Hosting Total Cost of Ownership 2.0 Squad

The initial effort to decrease hosting total cost of ownership (TCO) is wrapping up. This squad was hugely successful by reducing day to day disk use of up to 30% for large deployments. The ticket covering this work will be released in CHT 5.0.

However, while testing this initial Hosting TCO 1.0 feature, it became clear that there was another big disk use pain that our deployments feel: the huge amount of disk space the CHT needs to upgrade. This can be up to 5x of free space needed. For example, if a large deployment had 1.8 TB of data and was on a 4TB disk they would have 55% of free disk space - plenty of room to grow for months, or possibly years! However, they would need to get to upgrade to a 9TB disk to have enough free space to upgrade. This is a massive imposition.

To better visualize the issue, here’s a chart where you can see an impressive >30% gain that was achieved labeled “TCO 1.0”. As well, you can see the ~500% ephemeral space needed for the upgrade - this is labelled “TCO 2.0” - as this is where the focus of 2.0 will be:

Hence, Hosting TCO 2.0 has been born. The squad will be composed of exactly the same members as the current squad, but with a focus on reducing disk space during upgrades.

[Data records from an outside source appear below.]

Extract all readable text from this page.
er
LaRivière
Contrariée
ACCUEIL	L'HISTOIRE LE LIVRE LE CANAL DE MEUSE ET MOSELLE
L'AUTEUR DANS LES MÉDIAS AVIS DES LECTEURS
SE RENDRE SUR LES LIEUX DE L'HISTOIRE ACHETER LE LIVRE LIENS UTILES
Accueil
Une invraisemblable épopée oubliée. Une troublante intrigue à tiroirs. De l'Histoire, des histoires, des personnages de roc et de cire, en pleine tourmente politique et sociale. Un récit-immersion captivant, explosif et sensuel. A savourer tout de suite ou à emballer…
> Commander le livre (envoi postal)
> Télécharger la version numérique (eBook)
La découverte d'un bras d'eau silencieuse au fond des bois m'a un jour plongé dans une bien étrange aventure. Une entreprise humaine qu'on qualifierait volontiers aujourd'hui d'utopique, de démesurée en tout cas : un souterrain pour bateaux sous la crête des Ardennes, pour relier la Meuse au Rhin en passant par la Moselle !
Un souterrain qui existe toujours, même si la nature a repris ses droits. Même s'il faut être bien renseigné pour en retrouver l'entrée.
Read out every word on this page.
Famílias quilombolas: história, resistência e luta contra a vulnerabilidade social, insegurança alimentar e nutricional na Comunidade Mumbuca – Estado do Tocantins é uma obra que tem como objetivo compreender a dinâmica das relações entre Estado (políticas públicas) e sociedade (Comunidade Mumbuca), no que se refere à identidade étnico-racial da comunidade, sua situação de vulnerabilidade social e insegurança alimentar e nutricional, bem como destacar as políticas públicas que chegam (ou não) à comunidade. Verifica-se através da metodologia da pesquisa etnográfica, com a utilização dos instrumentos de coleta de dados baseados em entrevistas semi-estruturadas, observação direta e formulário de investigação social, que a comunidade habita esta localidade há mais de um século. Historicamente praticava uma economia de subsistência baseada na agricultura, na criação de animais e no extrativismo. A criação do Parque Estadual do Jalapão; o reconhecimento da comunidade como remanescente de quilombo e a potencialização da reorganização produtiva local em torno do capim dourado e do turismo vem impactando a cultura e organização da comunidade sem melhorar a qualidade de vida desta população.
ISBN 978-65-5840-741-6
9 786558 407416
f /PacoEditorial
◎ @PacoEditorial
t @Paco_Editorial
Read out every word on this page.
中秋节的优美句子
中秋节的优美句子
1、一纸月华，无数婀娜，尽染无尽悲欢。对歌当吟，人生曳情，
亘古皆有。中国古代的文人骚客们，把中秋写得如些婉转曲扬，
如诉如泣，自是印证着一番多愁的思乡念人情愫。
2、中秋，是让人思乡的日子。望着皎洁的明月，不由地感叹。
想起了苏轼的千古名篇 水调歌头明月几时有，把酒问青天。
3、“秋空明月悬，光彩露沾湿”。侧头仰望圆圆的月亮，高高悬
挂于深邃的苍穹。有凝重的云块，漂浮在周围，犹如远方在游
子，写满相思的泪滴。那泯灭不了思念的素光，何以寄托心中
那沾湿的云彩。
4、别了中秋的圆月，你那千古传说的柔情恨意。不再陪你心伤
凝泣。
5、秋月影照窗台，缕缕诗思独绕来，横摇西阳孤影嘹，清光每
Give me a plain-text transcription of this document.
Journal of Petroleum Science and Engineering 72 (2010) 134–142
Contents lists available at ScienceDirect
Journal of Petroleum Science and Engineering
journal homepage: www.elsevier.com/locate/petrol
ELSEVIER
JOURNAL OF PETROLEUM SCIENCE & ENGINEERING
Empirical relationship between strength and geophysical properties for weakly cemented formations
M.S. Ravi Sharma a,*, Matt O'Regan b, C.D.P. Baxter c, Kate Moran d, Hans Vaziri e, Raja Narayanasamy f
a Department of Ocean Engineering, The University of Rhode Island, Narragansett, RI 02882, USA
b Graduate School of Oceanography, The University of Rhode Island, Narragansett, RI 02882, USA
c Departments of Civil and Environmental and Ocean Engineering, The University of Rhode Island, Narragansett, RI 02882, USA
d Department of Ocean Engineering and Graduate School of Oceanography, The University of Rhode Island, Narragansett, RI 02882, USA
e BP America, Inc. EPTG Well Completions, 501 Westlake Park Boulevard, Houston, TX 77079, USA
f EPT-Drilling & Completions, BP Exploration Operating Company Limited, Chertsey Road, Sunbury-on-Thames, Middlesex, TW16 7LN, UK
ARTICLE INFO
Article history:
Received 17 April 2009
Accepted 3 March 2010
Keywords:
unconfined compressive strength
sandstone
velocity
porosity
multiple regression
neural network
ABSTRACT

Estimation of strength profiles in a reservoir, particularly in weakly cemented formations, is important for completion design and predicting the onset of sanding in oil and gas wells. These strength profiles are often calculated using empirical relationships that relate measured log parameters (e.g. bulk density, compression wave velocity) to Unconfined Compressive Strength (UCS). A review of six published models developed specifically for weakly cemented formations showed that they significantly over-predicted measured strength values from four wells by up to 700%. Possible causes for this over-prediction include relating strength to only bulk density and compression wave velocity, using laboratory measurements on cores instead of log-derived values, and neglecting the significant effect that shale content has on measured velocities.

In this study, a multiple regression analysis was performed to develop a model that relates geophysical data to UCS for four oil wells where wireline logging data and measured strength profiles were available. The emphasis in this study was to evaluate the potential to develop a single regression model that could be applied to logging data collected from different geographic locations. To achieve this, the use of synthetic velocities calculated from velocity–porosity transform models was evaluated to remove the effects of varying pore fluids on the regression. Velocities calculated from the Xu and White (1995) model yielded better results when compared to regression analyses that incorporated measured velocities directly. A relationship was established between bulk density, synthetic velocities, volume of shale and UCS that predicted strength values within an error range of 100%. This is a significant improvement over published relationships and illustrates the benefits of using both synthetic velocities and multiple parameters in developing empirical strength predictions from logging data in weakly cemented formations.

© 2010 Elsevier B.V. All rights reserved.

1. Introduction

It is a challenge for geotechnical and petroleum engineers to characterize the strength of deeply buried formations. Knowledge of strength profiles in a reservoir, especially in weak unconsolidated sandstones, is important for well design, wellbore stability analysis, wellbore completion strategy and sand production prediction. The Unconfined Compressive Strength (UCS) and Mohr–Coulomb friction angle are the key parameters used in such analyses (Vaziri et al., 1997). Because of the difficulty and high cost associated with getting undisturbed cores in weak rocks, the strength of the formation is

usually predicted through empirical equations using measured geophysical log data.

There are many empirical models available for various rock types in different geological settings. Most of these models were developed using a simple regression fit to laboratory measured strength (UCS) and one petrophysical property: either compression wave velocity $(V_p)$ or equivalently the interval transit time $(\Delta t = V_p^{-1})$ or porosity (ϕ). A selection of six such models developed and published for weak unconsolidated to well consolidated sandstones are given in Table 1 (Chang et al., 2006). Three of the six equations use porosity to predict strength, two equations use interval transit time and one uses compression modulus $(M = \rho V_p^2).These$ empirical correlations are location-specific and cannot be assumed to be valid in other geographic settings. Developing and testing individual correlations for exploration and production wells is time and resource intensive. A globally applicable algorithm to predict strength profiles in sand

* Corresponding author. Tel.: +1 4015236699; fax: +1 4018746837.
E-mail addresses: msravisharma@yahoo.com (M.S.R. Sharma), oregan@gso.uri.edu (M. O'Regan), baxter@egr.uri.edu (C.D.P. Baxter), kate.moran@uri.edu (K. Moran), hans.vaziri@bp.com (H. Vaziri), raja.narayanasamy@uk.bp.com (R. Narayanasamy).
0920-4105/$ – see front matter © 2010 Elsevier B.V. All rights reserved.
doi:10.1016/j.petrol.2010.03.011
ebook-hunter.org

For anyone interested in joining the squad or dropping in on our weekly call, please see the calendar and check for the Tuesday “Hosting TCO Squad Call”. All are welcome!

2 Likes

1 Jul 2025 Call

Attending

Notes

  • Not much updates this week as most of the involved teammates in the squad are offline
  • @twier Working on PR to adding Nouveau to helm charts
  • Another ticket dependent on helm chart upgrades

15 Jul 2025 Call

Attending

Notes

  • Josh working on chtoolbox pre-stage script for sequentially building staging indexes for an upgrade. Hoping to be done today. Will post updates to this issue thread.
  • Tom: Being doing local tests to check actual performance improvements or benefits from cleaning up redundant/unused indexes.
    • From a disk-space perspective, seems that the most gains are from freetext indexes. Anything else will just be incremental.
    • Also looking deeper into I/O improvements. MOH I/O issue seems around lots of small reads * high read latency.
    • Still worth it to try and reduce indexes. General performance improvments will result.
    • Probably not worth trying to get all the tiny incremental improvements here. (Just not going to get good return for the effort).
  • Need more investigation around Couch IO Queue config.